Silêncio de saudade e dor. Emudecido, o artista, estudioso das emoções construídas, experimentou sentimento que não se mente, que não se repete. Repassou a vida de três décadas como um filme. Lembrou-se do pai na plateia, em muitas de suas estreias, com a melhor cara do mundo. Ocasião em que, quase num ritual, o velho (nem tão velho assim) gostava de usar as roupas novas do filho sem que ele soubesse. Do palco, Olavo se divertia ao ver o pai estreando seus panos de bom gosto.

“Quer saber?”, pensou Olavo, “vai ser como sempre foi”. Confidência guardada entre os dois. E assim, separou roupa nova para vestir o pai. Decidiu ele mesmo preparar o corpo do velho para o sepultamento. Com o coração em frangalhos, amparado por braços camaradas, o moço se despediu do pai-amigo para tocar adiante a vida. Havia muito a fazer. “A dor faz crescer homens de verdade”, é o que costumam dizer. Com o Olavo não seria diferente.

Ainda mais dedicado, voltou aos salões de ensaio para vencer caminhos. Pouco tempo passado, reencontrou conhecido espírita, de quem havia muito não tinha notícia.

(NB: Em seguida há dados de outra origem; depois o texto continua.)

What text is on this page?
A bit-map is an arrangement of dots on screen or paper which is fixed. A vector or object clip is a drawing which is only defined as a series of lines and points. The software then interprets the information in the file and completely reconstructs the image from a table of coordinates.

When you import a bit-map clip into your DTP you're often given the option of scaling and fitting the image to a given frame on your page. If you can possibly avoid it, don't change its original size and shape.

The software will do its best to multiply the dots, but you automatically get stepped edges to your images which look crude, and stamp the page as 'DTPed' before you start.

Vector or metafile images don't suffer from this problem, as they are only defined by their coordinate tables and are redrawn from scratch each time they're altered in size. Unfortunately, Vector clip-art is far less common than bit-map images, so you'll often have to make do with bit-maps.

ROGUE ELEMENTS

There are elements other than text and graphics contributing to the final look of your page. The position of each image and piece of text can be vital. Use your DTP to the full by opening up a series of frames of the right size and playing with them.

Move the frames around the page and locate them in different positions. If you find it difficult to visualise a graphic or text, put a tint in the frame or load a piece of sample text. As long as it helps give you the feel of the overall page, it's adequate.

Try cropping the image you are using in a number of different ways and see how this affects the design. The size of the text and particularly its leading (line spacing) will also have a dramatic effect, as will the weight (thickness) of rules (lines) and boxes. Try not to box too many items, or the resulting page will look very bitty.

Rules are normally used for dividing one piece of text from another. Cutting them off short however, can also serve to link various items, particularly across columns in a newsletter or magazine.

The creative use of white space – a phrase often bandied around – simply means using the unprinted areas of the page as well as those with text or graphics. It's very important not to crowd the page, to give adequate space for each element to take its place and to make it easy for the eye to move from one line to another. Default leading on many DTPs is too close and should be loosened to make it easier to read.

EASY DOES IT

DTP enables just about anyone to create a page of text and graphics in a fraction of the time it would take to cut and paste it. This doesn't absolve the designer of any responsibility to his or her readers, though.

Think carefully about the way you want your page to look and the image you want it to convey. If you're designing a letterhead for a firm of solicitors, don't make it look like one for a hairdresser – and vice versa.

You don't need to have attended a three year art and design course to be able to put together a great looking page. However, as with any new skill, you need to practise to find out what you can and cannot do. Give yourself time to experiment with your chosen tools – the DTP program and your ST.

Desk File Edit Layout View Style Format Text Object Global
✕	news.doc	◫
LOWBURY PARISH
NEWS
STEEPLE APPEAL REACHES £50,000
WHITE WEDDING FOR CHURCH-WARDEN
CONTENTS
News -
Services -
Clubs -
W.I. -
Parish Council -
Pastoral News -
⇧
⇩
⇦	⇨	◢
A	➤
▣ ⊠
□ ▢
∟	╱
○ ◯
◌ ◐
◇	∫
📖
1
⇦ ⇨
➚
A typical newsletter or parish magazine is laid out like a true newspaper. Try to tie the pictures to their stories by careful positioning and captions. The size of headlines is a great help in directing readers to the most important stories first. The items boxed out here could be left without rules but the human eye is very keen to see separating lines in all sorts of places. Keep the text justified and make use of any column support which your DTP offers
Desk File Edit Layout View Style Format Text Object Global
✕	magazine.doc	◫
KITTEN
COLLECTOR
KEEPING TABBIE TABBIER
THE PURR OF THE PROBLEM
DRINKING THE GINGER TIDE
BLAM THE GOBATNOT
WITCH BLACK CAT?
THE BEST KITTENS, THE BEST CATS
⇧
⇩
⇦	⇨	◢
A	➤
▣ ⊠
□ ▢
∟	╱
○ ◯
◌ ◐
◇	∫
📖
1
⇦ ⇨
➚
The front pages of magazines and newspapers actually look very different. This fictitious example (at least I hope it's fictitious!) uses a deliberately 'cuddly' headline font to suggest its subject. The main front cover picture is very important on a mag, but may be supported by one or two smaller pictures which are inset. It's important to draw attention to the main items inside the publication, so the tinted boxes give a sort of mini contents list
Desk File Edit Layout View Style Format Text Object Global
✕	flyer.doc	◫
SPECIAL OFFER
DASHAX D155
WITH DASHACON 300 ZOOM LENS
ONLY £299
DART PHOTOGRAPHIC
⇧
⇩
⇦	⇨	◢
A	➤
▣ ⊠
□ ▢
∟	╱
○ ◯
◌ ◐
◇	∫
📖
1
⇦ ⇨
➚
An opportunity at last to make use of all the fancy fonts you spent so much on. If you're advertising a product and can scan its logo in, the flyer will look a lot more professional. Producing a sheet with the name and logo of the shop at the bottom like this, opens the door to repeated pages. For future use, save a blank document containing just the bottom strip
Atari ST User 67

Um abraço apertado e um recado do Olimpo, soprado em segredo: “Olavo, seu pai mandou agradecer a roupa nova”.

Vida Bandida - Jefferson da Fonseca Coutinho - 18/7/11

2 comentários:

Iris Prates disse...

Belo texto, Jefferson!

Mel Miranda disse...

É mesmo um belo texto!..Jefferson, como voce retratou bem o Olavo: menino bom/homem de bem!..e que recado reconfortante! Um abraço para os dois!